I thought for a minute before saying, “It’s true that this is all unfair. Plus, Ashton is an idiot, but maybe there still is hope for him.” Liz nodded and continued, “Yesterday, he told us all to think of a project to improve the situation of the Sevens and Eights in Angeles, so, you.”
Liz kept speaking and explaining, with me throwing in a couple words. We asked them what they wanted. They started throwing out things: food, shelter, money, clothes; only the basic necessities. And here I was with more than enough food, the top of the top security measures, plenty of money, and in my closet were some of the finest clothes I’d seen.
The girl who had insulted Ashton earlier spoke up. “I want to go to school and be a doctor.” There was a silence until someone shouted, “Charlotte, you know that’s a Three job. You’re a freaking Eight!”
“So what? Sevens can become nurses if they go to school, and so can I. If I’m good, I can be a doctor,” she retorted, pushing away her bangs and giving a confident grin.
The others started to catch on, calling out things they wanted to do: goals, dreams. They put their hands in the middle which I remembered vaguely doing a lot in primary school, something silly to motivate us. I thought it was sweet though and joined hands in the middle, right along with Liz.
“We’re going to make it possible,” Liz said, “promise. Do you want to meet here tomorrow again?” We agreed and I felt an urge to ask, “Do you want us to bring food from the palace?”
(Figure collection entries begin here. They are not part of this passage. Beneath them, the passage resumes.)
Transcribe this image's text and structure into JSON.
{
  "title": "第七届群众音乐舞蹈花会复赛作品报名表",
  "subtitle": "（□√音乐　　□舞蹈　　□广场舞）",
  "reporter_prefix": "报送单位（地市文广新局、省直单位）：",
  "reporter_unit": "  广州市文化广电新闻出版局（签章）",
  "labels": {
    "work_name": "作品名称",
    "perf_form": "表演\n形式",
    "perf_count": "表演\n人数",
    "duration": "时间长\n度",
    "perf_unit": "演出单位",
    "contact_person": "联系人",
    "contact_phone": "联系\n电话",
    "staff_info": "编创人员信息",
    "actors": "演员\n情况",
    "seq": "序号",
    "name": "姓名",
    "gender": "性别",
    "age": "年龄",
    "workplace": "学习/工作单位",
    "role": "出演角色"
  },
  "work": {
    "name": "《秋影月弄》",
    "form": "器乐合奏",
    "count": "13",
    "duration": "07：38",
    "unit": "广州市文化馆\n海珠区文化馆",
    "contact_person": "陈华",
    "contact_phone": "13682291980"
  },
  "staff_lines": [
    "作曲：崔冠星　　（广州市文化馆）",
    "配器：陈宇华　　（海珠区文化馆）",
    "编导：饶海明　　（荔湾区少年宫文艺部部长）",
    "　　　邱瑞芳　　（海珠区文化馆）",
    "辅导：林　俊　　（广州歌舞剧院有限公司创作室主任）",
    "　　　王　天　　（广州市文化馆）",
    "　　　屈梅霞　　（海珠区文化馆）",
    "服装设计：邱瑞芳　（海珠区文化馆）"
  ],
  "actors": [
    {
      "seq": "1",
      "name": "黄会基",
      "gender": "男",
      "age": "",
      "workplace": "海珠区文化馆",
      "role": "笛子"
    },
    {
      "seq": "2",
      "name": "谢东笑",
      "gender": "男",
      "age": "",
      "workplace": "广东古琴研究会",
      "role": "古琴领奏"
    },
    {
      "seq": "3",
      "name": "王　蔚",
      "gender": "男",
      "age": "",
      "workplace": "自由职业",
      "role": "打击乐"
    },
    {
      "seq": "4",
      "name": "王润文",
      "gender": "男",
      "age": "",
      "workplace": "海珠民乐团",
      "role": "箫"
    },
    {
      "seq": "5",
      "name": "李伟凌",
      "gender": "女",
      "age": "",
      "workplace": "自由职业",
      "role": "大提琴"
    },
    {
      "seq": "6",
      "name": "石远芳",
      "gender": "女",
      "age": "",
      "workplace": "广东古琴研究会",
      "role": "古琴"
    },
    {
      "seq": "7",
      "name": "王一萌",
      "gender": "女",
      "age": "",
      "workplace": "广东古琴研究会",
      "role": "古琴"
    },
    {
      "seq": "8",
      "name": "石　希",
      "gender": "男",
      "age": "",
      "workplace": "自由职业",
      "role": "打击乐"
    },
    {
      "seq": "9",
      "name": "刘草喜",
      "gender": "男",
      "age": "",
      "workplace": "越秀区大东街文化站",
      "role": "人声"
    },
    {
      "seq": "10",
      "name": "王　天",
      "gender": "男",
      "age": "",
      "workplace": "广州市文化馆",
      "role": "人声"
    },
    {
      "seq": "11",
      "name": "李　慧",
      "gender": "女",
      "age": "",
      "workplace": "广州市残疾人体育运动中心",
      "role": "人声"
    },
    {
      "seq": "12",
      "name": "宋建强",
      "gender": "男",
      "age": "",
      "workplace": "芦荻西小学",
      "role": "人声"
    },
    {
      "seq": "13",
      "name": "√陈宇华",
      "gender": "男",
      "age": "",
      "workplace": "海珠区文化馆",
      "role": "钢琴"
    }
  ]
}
There was a silence but I could see the eagerness in their eyes. Charlotte said, “If that’s no problem.”
“No one will bat an eye,” I promised and smiled. After all, I would be sneaking down to the kitchens later, and I would be hoarding as much food as I could for the sweet kids who needed it.
The next few days were quite productive. Liz, in all her splendor and talent, convinced some teachers to teach the children for a couple extra hours for free. We brought baskets of food to them daily (exclude the bran muffins, I decided not to put them through the misery of trying bran muffins). The teachers offered to let them use the school as a shelter and I proposed that we could bring them blankets.
I was quite surprised that I didn’t worry about the other Selected as much. I was mainly focused on working with Liz and helping the children that I didn’t think worrying about something as trivial as how the other girls were doing was that important anymore. Maybe there was something more to the Selection than pretty dresses after all.
Liz and I shared a smile and I couldn’t help but think that maybe, just maybe, the role of future Queen, whoever that would be, wasn’t such a bad thing after all.